B.4.1. Uit de motieven van de verwijzingsbeslissing blijkt dat de verwijzende rechter peilt naar de omvang van de beoordelingsbevoegdheid van de burgerlijke rechter bij wie verzet is aangetekend tegen een dwangbevel inzake BTW-boeten, in vergelijking met die van de strafrechter. Nu die vraag verbonden is met de evenredigheid van de in het geding zijnde bepaling, komt het het Hof toe die te onderzoeken.

B.4.2. Het staat aan de wetgever te oordelen of het aangewezen is de administratie en de rechter te dwingen tot gestrengheid wanneer die overtredingen inzonderheid het algemeen belang schaden. Maar indien hij van oordeel is dat de administratie de mogelijkheid moet hebben om de omvang van de sanctie te moduleren, dan mag niets van wat onder de beoordeling van de administratie valt aan de controle van de rechter kunnen ontsnappen.

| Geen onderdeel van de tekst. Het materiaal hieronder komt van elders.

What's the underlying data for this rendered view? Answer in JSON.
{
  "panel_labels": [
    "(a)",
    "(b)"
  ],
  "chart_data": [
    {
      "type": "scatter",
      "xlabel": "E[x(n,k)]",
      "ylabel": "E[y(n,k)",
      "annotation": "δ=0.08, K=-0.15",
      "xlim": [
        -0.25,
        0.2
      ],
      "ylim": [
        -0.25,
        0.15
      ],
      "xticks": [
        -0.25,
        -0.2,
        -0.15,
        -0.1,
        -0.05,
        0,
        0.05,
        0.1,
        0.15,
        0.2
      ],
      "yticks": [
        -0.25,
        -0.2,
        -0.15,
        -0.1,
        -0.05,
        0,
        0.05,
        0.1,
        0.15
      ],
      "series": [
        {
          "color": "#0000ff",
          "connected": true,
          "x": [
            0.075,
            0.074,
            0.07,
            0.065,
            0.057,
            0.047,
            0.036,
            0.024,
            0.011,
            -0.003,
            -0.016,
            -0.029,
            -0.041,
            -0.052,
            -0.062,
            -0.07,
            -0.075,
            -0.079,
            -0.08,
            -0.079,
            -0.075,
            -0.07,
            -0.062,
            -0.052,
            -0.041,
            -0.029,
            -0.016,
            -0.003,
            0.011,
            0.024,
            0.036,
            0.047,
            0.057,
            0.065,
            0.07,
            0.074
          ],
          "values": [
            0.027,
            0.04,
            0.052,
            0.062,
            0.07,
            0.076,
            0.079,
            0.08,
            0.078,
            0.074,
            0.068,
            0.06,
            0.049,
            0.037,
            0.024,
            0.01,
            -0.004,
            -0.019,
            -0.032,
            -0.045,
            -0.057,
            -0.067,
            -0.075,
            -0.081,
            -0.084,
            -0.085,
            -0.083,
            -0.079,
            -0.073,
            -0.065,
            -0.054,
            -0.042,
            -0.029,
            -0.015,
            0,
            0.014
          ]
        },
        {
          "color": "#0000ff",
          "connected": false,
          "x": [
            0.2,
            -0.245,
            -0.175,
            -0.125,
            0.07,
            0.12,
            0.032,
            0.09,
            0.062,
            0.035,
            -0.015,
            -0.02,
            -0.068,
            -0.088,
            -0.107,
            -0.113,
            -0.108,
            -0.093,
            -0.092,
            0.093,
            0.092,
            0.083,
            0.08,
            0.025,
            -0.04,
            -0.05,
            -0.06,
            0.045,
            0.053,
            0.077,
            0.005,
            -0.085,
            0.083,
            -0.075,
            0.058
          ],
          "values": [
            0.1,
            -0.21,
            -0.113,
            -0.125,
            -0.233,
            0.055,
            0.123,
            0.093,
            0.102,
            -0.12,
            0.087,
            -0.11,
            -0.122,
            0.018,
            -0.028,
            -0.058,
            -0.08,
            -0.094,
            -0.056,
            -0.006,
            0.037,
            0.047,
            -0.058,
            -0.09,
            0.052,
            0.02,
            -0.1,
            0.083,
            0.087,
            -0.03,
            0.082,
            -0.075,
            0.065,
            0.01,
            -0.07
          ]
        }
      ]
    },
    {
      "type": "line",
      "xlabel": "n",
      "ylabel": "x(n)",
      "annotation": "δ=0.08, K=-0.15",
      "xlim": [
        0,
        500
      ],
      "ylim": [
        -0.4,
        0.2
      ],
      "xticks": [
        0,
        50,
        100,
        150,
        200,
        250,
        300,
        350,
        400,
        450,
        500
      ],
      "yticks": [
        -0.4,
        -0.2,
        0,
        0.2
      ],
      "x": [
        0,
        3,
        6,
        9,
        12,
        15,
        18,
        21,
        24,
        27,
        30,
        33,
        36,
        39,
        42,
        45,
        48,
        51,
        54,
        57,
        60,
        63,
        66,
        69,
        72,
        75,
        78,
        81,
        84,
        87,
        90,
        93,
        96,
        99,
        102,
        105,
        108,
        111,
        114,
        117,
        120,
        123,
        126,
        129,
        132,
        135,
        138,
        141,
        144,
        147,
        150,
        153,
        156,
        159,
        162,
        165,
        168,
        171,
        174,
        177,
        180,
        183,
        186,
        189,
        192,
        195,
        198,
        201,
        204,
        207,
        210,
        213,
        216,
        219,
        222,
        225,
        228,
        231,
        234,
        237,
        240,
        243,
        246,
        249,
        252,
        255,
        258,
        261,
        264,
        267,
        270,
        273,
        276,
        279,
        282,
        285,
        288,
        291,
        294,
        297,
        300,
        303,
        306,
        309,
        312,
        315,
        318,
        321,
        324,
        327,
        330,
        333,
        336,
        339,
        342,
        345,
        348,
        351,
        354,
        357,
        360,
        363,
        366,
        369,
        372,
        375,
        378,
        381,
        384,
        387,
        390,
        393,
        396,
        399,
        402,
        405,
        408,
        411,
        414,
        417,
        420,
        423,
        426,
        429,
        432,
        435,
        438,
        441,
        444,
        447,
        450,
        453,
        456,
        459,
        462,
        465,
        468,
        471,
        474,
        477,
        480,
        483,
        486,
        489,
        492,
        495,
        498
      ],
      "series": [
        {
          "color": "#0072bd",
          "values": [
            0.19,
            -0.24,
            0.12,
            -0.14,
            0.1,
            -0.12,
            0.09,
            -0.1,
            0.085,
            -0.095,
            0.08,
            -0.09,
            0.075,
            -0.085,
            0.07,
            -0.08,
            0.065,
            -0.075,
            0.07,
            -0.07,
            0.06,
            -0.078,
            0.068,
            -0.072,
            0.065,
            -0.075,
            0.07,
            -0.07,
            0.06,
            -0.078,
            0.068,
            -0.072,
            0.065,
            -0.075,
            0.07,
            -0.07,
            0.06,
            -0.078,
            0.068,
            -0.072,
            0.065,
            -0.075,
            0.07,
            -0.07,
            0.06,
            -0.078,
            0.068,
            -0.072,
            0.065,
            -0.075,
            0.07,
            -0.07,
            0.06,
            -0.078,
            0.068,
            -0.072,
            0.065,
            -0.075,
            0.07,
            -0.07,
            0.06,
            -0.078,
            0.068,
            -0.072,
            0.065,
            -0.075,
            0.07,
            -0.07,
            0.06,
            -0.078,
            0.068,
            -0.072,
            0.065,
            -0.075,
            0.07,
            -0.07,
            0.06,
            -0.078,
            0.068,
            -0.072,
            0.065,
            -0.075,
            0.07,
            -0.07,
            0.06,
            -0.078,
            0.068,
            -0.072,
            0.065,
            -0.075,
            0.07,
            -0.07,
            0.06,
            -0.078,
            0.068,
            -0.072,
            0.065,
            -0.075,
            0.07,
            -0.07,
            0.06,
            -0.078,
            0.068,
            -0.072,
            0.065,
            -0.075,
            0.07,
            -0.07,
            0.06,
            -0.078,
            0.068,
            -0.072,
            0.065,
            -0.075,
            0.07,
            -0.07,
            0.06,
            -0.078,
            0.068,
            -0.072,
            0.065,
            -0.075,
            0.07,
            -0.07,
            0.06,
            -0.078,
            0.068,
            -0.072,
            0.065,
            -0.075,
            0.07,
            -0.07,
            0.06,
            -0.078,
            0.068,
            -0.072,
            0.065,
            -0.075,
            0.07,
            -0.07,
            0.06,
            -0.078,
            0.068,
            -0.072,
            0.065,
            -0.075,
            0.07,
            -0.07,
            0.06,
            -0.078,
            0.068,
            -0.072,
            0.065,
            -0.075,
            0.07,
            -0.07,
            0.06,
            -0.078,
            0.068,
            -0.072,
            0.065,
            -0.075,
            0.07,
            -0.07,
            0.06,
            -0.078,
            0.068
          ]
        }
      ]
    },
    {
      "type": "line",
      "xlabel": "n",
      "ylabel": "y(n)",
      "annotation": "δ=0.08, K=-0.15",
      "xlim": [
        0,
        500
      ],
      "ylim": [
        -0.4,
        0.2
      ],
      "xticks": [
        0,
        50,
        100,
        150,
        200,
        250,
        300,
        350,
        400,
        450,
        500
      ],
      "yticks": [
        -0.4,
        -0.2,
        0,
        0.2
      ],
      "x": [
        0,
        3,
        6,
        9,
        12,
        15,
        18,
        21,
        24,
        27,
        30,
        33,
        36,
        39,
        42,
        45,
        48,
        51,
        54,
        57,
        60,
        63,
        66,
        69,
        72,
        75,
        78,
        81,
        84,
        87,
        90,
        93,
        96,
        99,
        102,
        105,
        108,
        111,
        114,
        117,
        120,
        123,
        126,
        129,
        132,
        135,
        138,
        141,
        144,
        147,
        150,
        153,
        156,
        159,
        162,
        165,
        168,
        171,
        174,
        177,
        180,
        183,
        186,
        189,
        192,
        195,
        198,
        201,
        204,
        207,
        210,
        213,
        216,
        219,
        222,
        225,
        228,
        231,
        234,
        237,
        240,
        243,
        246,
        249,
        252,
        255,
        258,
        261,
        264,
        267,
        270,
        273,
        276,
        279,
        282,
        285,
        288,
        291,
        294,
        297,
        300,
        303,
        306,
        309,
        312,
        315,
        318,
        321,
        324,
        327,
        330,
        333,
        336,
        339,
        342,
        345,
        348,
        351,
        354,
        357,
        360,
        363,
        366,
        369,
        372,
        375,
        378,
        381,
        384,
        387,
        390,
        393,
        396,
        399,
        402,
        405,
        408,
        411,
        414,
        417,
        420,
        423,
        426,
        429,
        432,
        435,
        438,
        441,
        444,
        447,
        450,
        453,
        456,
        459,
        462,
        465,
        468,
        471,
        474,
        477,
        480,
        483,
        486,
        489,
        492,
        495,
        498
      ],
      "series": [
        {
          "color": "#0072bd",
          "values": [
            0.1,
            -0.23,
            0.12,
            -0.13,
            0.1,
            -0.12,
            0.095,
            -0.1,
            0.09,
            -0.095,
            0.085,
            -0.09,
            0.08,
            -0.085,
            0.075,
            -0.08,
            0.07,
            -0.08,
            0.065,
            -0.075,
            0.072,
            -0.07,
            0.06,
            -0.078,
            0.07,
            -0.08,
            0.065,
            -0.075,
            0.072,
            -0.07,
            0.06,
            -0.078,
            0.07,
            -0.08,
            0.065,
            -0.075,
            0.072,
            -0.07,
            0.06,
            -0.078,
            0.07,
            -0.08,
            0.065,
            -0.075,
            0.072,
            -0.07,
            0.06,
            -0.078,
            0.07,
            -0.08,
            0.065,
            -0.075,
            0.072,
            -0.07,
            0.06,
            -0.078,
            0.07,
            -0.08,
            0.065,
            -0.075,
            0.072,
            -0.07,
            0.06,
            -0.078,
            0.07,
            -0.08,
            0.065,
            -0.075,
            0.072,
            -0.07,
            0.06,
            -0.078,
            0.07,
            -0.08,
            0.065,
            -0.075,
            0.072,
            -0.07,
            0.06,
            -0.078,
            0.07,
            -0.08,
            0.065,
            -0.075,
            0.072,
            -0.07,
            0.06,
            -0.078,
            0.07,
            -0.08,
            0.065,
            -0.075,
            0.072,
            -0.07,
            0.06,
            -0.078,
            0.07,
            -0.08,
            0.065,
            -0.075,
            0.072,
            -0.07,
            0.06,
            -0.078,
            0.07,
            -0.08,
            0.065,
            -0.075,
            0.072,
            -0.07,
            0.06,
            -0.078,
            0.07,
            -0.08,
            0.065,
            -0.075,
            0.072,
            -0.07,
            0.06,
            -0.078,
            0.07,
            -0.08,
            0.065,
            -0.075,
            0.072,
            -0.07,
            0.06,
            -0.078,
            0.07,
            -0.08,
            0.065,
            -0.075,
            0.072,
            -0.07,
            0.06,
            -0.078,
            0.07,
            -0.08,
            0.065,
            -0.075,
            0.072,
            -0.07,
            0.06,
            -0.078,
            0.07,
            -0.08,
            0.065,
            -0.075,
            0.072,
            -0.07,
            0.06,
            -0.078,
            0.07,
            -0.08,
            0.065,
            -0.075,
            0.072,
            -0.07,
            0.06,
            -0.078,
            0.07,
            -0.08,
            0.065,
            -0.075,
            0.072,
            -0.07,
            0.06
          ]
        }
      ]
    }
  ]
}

B.4.3. Hieruit volgt dat artikel 70, § 2, van het B.T.W.-Wetboek niet onbestaanbaar is met de artikelen 10 en 11 van de Grondwet voor zover het in die zin wordt geïnterpreteerd dat het de rechter bij wie een verzet tegen een dwangbevel aanhangig is, toestaat op de beslissing een fiscale geldboete op te leggen, een controle met volle rechtsmacht uit te oefenen.

Aldus kan de rechter nagaan of de beslissing van de administratie in rechte en in feite verantwoord is en of de wettelijke bepalingen en algemene beginselen die de administratie in acht moet nemen, waaronder het evenredigheidsbeginsel, zijn geëerbiedigd. In voorkomend geval zal hij de boete kunnen moduleren, te dezen opheffen of verminderen binnen de in de artikelen 70, § 2, en 84, derde lid, van het B.T.W.-Wetboek aan de administratie gestelde grenzen.

B.5. De prejudiciële vraag dient ontkennend te worden beantwoord.

Om die redenen, het Hof zegt voor recht : Onder voorbehoud van de interpretatie uiteengezet in B.4.3, schendt artikel 70, § 2, van het B.T.W.-Wetboek de artikelen 10 en 11 van de Grondwet niet doordat het de burgerlijke rechter niet toestaat artikel 65 van het Strafwetboek toe te passen.

Aldus uitgesproken in het Nederlands en het Frans, overeenkomstig artikel 65 van de bijzondere wet van 6 januari 1989 op het Arbitragehof, op de openbare terechtzitting van 12 juni 2002.

De griffier, De voorzitter, P.-Y. Dutilleux. A. Arts.